The solution to this diabolical situation might seem obvious: but not to Justice Secretary Liz Truss. Her answers are more prison time (up to ten years) for visitors caught smuggling ‘spice’, and new technology to detect the use of these drugs, which will inevitably fail to keep up with the constantly changing experimental drugs market. Earlier this week, she even suggested that drug-delivery drones could be deterred using barking dogs.

Trying to solve prison problems with more prison seems the very definition of madness. Indeed, according to the Howard League for Penal Reform, over the last six years, inmates have received over a million days of extra punishment for breaking prison rules – which includes drug use – with no obvious positive effects.

Extra security measures – the training of ‘spice dogs’, for example – are also doomed to fail. After all, it’s not like prison drug dealers are hard to sniff out. They have the best trainers, the newest tracksuits, their cells are Aladdin’s Caves of contraband - and yet they rarely seem to get caught. Why? The image of a prison officer at HMP Wayland politely informing our wing dealer that his cell was scheduled for a search later that day comes to mind. Unless the huge demand for drugs in prison is dealt with, more security will only result in more corruption.
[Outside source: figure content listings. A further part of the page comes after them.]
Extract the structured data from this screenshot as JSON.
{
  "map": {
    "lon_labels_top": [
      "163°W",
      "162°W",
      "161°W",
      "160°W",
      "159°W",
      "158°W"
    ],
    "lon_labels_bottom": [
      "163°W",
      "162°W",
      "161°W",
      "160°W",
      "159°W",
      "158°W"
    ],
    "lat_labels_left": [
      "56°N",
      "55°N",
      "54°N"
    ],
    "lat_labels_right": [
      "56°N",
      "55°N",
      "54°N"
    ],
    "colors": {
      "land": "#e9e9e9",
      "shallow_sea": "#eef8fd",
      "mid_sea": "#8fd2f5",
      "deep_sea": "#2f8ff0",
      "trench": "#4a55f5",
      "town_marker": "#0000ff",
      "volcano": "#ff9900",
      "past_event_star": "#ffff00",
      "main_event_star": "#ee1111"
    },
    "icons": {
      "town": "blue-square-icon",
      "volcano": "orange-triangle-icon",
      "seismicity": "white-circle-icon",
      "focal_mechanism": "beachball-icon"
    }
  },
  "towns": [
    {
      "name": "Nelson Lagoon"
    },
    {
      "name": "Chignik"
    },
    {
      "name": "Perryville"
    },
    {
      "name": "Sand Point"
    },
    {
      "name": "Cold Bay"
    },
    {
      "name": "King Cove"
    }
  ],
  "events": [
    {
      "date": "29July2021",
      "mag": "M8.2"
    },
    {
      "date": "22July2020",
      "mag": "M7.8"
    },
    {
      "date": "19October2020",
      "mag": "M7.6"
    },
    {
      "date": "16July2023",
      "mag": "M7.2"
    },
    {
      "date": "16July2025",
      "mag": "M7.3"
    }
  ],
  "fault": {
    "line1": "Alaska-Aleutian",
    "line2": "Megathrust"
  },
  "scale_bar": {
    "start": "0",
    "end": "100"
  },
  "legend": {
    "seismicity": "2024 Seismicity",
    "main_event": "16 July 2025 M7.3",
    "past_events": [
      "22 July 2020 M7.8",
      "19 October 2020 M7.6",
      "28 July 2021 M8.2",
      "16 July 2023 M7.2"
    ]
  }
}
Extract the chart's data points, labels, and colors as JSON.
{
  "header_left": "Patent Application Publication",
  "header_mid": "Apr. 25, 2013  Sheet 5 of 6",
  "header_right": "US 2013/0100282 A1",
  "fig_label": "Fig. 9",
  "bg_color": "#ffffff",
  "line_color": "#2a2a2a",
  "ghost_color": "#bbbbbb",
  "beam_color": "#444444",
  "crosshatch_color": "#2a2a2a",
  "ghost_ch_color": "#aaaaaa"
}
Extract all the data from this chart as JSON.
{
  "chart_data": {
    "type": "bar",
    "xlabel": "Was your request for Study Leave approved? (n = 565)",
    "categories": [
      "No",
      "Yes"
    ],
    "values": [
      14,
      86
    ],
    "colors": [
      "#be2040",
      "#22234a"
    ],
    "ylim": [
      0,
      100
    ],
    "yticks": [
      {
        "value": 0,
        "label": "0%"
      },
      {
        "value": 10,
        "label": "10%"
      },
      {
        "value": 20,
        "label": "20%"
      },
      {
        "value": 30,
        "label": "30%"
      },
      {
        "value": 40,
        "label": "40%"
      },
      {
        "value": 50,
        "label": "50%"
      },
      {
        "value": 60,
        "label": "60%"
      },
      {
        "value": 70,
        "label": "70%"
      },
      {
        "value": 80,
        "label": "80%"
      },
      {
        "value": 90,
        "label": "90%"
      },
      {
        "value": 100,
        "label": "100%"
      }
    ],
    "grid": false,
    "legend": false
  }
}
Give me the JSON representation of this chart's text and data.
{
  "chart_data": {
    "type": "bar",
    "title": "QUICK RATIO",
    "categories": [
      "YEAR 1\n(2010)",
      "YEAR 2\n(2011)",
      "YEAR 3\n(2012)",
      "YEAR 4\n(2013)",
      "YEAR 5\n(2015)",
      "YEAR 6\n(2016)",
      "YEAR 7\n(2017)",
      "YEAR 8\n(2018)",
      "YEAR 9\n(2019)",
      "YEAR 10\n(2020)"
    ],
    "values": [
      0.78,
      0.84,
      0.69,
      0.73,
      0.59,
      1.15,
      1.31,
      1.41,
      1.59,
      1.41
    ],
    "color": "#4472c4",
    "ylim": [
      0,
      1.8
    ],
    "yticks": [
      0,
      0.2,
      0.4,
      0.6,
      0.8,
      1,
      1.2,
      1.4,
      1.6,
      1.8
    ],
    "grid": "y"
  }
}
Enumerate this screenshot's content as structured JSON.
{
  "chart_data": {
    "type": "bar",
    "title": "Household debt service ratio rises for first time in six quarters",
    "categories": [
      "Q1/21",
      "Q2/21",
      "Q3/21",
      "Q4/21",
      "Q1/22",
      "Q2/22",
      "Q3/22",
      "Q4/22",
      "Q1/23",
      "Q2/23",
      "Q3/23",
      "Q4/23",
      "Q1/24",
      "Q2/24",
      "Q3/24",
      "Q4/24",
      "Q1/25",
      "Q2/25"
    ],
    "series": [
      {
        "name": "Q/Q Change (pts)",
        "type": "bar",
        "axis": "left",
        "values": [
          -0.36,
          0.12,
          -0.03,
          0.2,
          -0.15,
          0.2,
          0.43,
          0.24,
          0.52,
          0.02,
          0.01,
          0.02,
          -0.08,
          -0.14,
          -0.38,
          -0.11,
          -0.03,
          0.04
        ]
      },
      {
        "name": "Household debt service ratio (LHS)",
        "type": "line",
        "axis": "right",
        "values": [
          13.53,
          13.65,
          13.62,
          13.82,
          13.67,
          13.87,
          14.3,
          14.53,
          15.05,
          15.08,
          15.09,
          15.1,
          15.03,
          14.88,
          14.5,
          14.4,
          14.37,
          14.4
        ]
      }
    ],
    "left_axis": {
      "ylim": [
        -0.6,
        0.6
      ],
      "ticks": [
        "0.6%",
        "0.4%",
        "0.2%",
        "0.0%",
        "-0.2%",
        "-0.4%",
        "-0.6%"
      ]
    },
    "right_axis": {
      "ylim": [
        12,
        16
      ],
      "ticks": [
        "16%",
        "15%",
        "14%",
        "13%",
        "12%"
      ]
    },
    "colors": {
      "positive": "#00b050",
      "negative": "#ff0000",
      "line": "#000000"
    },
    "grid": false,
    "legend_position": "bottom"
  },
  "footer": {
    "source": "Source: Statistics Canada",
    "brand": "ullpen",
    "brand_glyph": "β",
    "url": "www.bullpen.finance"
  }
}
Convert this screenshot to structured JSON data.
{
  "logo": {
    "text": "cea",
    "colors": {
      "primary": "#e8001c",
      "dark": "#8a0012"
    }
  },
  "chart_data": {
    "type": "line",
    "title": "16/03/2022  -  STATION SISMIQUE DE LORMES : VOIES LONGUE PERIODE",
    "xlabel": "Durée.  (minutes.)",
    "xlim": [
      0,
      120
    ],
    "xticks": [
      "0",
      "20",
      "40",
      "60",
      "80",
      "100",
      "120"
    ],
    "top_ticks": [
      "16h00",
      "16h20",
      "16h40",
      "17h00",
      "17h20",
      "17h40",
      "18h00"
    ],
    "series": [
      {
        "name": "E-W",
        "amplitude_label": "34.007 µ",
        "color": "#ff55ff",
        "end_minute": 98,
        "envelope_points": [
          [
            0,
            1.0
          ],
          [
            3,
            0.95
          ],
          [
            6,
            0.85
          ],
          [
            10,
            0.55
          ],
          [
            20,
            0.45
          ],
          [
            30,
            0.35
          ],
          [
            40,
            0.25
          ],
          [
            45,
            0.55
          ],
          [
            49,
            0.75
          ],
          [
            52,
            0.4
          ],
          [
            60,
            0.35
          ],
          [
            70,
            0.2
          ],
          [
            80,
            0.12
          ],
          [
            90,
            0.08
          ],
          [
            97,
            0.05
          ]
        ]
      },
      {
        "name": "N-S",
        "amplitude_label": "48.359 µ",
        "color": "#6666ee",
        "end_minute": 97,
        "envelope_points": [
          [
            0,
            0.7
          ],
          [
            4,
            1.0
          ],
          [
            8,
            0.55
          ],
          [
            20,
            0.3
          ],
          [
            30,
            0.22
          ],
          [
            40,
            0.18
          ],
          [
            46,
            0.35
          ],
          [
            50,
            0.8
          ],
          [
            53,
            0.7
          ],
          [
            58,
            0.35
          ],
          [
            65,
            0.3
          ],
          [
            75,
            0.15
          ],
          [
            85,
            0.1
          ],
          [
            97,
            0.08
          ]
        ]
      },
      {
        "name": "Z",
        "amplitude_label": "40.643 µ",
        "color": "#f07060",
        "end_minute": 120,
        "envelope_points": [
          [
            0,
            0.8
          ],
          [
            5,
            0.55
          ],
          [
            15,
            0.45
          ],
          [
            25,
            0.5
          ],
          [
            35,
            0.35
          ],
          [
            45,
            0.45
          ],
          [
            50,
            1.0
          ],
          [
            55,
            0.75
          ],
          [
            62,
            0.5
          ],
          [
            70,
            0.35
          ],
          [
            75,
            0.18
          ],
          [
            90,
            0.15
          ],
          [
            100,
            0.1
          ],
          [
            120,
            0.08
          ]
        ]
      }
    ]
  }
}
It might be a bitter pill for a Tory minister to swallow but it’s time to pay attention to prisoners’ needs. If the prodigious quantities of dangerous experimental drugs they are consuming are anything to go by, it’s stimulation they really crave. As diverting as extra drug tests, cell searches, and the sight of prison dogs trying to woof drones out of the sky might momentarily be, it’s not going to be enough.

That’s not to say that prisons should become funfairs, or the dreaded holiday camps of tabloid fantasy, but at the very last they should be safe, stable environments that give inmates the opportunity to improve their lives. Achieving that will require a degree of bravery, imagination, and compassion possibly beyond the reach of this government. But, for now, we live in hope. The prisoners, in dope.